Thomas Donlan of Barron’s reacts to the news that the $100 bill might be threatened with extinction.
Former U.S. Treasury Secretary Lawrence Summers and international banker Peter Sands of the Kennedy School of Government at Harvard University agree. They said $100 bills play little role in the functioning of the legitimate part of the American economy, yet the government prints billions of them each year, seemingly as a public service to criminals.
Experts guess that two-thirds of the bills with Benjamin Franklin’s portrait circulate overseas, out of sight and out of mind for most Americans.
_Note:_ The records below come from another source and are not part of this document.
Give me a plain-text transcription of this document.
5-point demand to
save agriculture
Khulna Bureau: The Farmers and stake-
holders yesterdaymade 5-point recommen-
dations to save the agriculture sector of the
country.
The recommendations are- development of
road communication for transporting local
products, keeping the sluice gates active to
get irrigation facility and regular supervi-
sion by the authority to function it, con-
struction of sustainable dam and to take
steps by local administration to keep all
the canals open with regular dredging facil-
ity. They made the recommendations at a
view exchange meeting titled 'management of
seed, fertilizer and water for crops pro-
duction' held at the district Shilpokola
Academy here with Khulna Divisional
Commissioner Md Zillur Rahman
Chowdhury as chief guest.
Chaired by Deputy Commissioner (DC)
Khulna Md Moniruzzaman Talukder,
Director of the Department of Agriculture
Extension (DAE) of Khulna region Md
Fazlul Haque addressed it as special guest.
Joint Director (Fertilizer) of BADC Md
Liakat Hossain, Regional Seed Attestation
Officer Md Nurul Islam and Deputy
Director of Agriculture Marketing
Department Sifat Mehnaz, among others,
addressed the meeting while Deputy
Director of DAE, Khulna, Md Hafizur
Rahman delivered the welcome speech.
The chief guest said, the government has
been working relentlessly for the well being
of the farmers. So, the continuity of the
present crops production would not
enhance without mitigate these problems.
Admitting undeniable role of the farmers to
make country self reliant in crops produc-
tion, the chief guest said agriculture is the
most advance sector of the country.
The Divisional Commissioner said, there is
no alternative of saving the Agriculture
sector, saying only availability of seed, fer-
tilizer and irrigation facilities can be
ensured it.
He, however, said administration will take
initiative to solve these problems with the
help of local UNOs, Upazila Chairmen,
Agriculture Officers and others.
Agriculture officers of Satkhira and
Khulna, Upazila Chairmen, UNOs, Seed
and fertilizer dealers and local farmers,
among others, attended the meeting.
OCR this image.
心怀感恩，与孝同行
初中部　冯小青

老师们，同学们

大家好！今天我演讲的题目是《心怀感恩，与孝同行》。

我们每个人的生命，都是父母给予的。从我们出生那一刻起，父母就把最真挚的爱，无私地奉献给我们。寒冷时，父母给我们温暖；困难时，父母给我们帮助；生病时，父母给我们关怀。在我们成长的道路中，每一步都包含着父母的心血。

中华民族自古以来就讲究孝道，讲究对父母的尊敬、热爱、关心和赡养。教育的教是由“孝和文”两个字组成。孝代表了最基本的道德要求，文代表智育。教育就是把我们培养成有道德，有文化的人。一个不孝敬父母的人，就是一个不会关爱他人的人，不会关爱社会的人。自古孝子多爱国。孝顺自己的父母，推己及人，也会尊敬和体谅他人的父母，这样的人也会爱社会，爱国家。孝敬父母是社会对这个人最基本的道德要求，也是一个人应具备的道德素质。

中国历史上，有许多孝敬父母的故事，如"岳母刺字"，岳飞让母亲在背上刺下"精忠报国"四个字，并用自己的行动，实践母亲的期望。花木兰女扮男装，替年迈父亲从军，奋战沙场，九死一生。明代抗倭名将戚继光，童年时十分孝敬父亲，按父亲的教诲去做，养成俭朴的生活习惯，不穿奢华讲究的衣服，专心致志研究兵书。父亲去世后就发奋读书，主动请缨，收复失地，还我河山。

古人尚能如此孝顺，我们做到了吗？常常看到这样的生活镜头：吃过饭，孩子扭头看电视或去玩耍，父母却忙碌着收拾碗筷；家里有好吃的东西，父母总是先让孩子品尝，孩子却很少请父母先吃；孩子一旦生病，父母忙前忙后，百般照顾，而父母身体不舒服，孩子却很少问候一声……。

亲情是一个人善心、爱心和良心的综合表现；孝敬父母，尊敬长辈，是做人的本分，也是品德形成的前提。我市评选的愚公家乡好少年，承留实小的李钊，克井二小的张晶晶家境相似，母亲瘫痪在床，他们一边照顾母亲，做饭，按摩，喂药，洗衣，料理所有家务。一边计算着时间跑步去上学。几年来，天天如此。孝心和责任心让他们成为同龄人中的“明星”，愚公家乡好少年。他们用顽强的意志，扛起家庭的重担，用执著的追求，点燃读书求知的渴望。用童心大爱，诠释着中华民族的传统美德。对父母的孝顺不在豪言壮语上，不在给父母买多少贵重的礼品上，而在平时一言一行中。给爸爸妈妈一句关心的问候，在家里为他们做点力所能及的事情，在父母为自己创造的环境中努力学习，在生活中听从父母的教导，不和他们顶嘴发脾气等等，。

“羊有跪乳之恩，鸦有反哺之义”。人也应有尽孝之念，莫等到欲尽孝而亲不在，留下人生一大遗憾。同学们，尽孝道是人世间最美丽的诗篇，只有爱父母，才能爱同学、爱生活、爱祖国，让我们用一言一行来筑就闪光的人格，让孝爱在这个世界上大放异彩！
The €500 note is said to be so popular among illicit weapons dealers and other black-market operators that its slang term is the “Bin Laden.”
Large sums converted to large bills are eminently transportable and therefore easily hidden from border guards and tax authorities. They are easy to count and easy to convert, but it’s hard to account for them and hard to keep track of them as they cross borders and change hands.
Unfortunately for law enforcement, big bills facilitate illegal transactions; they don’t cause them. Crime is profitable in any currency. Criminals can afford other means of exchange and other ways to store value. Diamonds are old-fashioned, but they can be a mobster’s best friend. Bitcoin is widely misunderstood, but such computerized valuta is widely recognized as untraceable. And so on. A simple IOU can be as solid as any money, if the issuer knows his life is on the line for payment. But we can try to make life difficult for criminals.
Cash is in high demand among those who find financial transparency and record-keeping to be obstacles to their businesses. Where would bribery, extortion, ransoming, drug dealing, tax evasion, and gun-running be without big bills that fit in small suitcases?
However, we should put in a word of sympathy for the people who like to keep their secret savings at home, in a sock or a mattress. They have more reason than ever to do so, as governments define more activities as tax evasion, even while they drift toward confiscatory negative interest rates.